民事信託契約書のうち、信託の変更、信託の期間、公租公課の精算、計算期間、契約に定めのない事項の処理を取り上げる。
1 信託の変更
1―1 条項例
チェック方式
(信託の変更)
第○条
□1本信託の変更は、次の各号に掲げる方法による。ただし、信託財産が金融機関に担保提供されている場合、受託者はあらかじめ当該金融機関の承認を受ける。
□(1)信託目的の範囲内において、受託者と受益者による合意[1]。
□(2)その他信託法が定める場合。
□2受益者が受益権を分割、併合および消滅させたときは、信託の変更とする[2]。
□3【 】
1―2 解説
1項但し書きは、担保権者が不測の損害を受けないことを目的とする。2項は信託の変更に関するみなし規定である。
2 信託の期間、公租公課の精算、計算期間、契約に定めのない事項の処理
2―1 条項例
チェック方式
(信託の期間)
第○条
□1 本信託の期間は、契約日から本信託が終了した日までとする[3]。
□【 】
(公租公課の精算)
第○条 本信託の税金や保険料などは、本信託設定の前日までは委託者、以後は信託財産から支払う。
(計算期間)
第○条
1 本信託の計算期間は、毎年1月1日から12月31日までとする[4]。
2 最初の計算期間は契約の日から12月31日までとし、最後の計算期間は1月1日から本信託の終了した日までとする【受益者が法人の場合は事業年度】。
(契約に定めのない事項の処理)
第○条
□1 本信託の条項に定めのない事項は、信託法その他の法令に従い、受益者及び受託者の協議により処理する。
□2 受益者及び受託者のみでは協議が整わない場合で、意見の調整を図り信託の存続を希望するときは、○○県弁護士会の裁判外紛争解決手続を利用する。
□【 】
2―2 解説
信託の期間は、他に【氏名】の死亡などを定めることが出来る。
公租公課の精算条項では、いつから、誰が、どこから負担するのかを明確にする。計算期間は受益者が個人の場合、税務上の申告・届出が必要なときがあるという理由から、1月1日から12月31日を原則としている。

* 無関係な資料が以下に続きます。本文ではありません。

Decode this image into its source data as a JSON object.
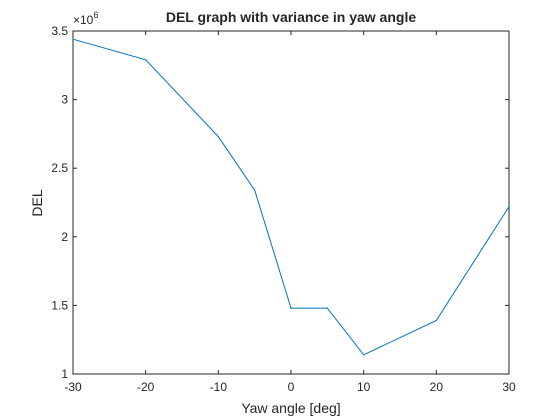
{
  "chart_data": {
    "type": "line",
    "title": "DEL graph with variance in yaw angle",
    "xlabel": "Yaw angle [deg]",
    "ylabel": "DEL",
    "exponent_label": "×10",
    "exponent_power": "6",
    "xlim": [
      -30,
      30
    ],
    "ylim": [
      1,
      3.5
    ],
    "xticks": [
      -30,
      -20,
      -10,
      0,
      10,
      20,
      30
    ],
    "xtick_labels": [
      "-30",
      "-20",
      "-10",
      "0",
      "10",
      "20",
      "30"
    ],
    "yticks": [
      1,
      1.5,
      2,
      2.5,
      3,
      3.5
    ],
    "ytick_labels": [
      "1",
      "1.5",
      "2",
      "2.5",
      "3",
      "3.5"
    ],
    "grid": false,
    "series": [
      {
        "color": "#0072BD",
        "x": [
          -30,
          -20,
          -10,
          -5,
          0,
          5,
          10,
          20,
          30
        ],
        "y": [
          3.44,
          3.29,
          2.73,
          2.34,
          1.48,
          1.48,
          1.14,
          1.39,
          2.22
        ]
      }
    ]
  }
}
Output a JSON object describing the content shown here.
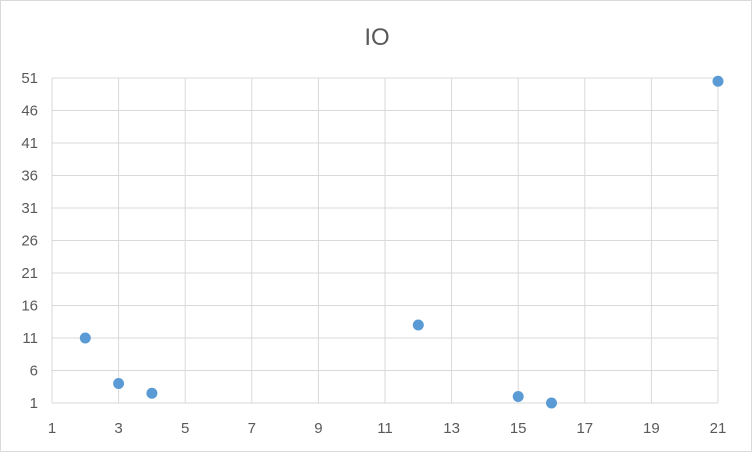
{
  "chart_data": {
    "type": "scatter",
    "title": "IO",
    "xlabel": "",
    "ylabel": "",
    "xlim": [
      1,
      21
    ],
    "ylim": [
      1,
      51
    ],
    "x_ticks": [
      "1",
      "3",
      "5",
      "7",
      "9",
      "11",
      "13",
      "15",
      "17",
      "19",
      "21"
    ],
    "y_ticks": [
      "1",
      "6",
      "11",
      "16",
      "21",
      "26",
      "31",
      "36",
      "41",
      "46",
      "51"
    ],
    "grid": true,
    "legend": "none",
    "marker_color": "#5b9bd5",
    "series": [
      {
        "points": [
          {
            "x": 2,
            "y": 11
          },
          {
            "x": 3,
            "y": 4
          },
          {
            "x": 4,
            "y": 2.5
          },
          {
            "x": 12,
            "y": 13
          },
          {
            "x": 15,
            "y": 2
          },
          {
            "x": 16,
            "y": 1
          },
          {
            "x": 21,
            "y": 50.5
          }
        ]
      }
    ]
  }
}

契約に定めのない事項の処理は、協議、裁判外紛争解決手続きの順で解決を図り、それでも困難な場合は信託を終了して訴訟などの裁判手続きを行うことを想定する。
[1] 信託法149条1項1号。
[2] 信託法149条4項。
[3] 信託業法26条1項5項。
[4] 国税庁タックスアンサーNo.2020、所得税法227条、所得税法施行規則96条1項2号、3号。租税特別措置法8条の5第1項2号から4号まで、41条の4の2第3項。租税特別措置法施行令26条の6の2第6項、39条の31第17項。租税特別措置法施行規則18条の24第1項。